Supremum over real interval equals supremum over rational 'interval' for continuos functions?

Question

I've recently read the following reasoning in a paper:

the mapping $x\mapsto \sup_{s\in[a,b]} f(sx)$, $\mathbb{R} \to \mathbb{R}$, is Borel-measurable, since the supremum over $s\in[a,b]$ equals the supremum over $s\in[a,b]\cap\mathbb{Q}$ due to the continuity of $f$ and the fact that the supremum of a countable collection of measurable functions is itself measurable.

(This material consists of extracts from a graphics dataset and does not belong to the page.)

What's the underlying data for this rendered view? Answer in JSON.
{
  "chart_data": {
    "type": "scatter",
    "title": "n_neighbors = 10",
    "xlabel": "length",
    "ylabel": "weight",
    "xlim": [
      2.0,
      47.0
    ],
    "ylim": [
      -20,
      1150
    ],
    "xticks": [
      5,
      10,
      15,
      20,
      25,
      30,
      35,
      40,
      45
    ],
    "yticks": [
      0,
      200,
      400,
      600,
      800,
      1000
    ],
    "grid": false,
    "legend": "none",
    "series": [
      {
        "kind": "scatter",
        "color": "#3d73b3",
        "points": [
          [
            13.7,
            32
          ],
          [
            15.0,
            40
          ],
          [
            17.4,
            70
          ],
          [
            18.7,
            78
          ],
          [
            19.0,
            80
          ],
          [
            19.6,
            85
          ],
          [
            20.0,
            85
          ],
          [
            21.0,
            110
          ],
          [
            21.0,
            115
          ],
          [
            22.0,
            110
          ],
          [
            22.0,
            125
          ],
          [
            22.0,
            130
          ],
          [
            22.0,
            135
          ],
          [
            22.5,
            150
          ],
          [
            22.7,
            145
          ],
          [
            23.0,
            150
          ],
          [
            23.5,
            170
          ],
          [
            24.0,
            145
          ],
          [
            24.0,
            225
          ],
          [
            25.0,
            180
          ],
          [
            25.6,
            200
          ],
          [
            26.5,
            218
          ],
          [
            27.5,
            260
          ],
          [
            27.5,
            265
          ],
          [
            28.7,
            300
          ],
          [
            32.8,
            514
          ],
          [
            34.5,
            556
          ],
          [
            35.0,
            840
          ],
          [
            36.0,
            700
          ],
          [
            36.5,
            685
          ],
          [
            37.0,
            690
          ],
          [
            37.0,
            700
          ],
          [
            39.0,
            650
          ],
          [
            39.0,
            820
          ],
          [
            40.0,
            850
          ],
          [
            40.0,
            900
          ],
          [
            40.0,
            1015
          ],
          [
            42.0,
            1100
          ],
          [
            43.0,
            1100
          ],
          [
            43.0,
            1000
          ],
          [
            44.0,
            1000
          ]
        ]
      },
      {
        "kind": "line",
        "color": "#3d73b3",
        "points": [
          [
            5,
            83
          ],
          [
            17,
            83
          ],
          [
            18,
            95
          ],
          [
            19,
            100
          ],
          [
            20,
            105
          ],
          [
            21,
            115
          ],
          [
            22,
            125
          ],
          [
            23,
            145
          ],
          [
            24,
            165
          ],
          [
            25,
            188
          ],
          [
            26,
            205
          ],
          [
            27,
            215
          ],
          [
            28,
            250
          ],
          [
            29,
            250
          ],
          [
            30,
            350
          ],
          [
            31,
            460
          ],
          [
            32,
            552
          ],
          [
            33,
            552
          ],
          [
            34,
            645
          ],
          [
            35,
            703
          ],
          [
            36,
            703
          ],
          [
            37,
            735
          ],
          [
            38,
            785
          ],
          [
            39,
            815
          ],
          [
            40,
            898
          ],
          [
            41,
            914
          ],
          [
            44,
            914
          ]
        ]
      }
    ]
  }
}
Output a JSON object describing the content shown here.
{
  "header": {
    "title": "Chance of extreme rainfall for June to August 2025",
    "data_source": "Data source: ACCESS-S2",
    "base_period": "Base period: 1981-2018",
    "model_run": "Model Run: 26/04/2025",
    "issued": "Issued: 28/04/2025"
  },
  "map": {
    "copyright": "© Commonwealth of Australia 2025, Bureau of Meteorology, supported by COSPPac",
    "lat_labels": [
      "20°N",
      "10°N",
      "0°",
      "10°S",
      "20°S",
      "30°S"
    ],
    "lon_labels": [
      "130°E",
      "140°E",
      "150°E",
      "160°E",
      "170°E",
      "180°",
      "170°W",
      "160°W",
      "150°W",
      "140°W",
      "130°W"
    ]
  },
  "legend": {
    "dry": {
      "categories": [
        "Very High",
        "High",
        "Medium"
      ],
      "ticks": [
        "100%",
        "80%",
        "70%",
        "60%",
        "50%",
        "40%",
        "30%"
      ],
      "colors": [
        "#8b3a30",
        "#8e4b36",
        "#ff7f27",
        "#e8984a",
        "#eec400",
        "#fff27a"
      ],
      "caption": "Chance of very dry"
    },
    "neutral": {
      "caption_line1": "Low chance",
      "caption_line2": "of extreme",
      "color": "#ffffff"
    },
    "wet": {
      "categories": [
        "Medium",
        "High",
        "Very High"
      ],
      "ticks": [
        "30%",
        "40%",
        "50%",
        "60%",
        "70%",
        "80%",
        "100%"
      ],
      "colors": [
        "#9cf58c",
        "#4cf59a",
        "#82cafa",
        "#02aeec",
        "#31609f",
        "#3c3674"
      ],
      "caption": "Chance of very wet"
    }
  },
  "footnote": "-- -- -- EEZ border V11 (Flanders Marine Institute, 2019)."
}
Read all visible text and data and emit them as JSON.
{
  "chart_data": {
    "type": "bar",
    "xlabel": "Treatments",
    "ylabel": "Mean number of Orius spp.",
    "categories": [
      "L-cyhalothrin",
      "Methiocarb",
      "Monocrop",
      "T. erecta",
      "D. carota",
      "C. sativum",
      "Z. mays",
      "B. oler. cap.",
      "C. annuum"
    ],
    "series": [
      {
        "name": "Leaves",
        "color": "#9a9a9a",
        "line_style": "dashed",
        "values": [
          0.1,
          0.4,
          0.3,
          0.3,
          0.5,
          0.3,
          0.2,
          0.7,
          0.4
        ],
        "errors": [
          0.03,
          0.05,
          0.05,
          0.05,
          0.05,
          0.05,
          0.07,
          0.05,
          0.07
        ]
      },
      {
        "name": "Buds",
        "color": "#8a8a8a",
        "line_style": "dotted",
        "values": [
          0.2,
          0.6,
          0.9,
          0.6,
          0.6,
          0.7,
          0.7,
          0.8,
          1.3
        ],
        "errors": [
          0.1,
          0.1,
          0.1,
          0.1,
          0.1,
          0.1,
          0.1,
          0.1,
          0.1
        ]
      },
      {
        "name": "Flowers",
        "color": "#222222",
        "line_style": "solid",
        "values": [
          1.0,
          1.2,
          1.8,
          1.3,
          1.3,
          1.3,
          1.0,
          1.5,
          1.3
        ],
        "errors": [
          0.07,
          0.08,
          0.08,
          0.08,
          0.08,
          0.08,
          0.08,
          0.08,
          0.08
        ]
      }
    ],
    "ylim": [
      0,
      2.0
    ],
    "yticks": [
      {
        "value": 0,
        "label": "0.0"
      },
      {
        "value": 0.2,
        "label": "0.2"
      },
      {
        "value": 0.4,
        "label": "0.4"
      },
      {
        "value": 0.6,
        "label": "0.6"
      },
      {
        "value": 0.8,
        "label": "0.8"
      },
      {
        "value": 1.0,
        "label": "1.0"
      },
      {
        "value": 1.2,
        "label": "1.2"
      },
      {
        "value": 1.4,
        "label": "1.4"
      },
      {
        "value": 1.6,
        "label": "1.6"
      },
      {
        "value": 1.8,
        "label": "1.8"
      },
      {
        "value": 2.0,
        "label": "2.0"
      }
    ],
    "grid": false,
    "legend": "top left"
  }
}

While I understand the last part concerning the measurability of a countable supremum, I was not able to find resources that prove that $$ \sup_{s\in[a,b]} f(s) = \sup_{s\in[a,b]\cap\mathbb{Q}} f(s) $$ for a continuous function $f$, which was probably used in the first part.
Can anyone help me out with that?

Answer 1

Clearly $$\sup_{s\in[a,b]} f(s) \geq \sup_{s\in[a,b]\cap\mathbb{Q}} f(s)$$ Suppose by way of contradiction that $$M=\sup_{s\in[a,b]} f(s) > \sup_{s\in[a,b]\cap\mathbb{Q}} f(s)=m$$ and let $\varepsilon = \frac{M-m}2$. The exists an $x\in [a,b]$ such that $|M-f(x)|<\varepsilon.$ There exists a sequence of of rational numbers $a\leq x_n\leq b$ such that $x_n\to x$. Since $f$ is continuous, $f(x_n)\to f(x)>m+\frac{\varepsilon}2$ as $n\to\infty$.

But this is absurd, since $f(x_n)\leq m$ for every $n$.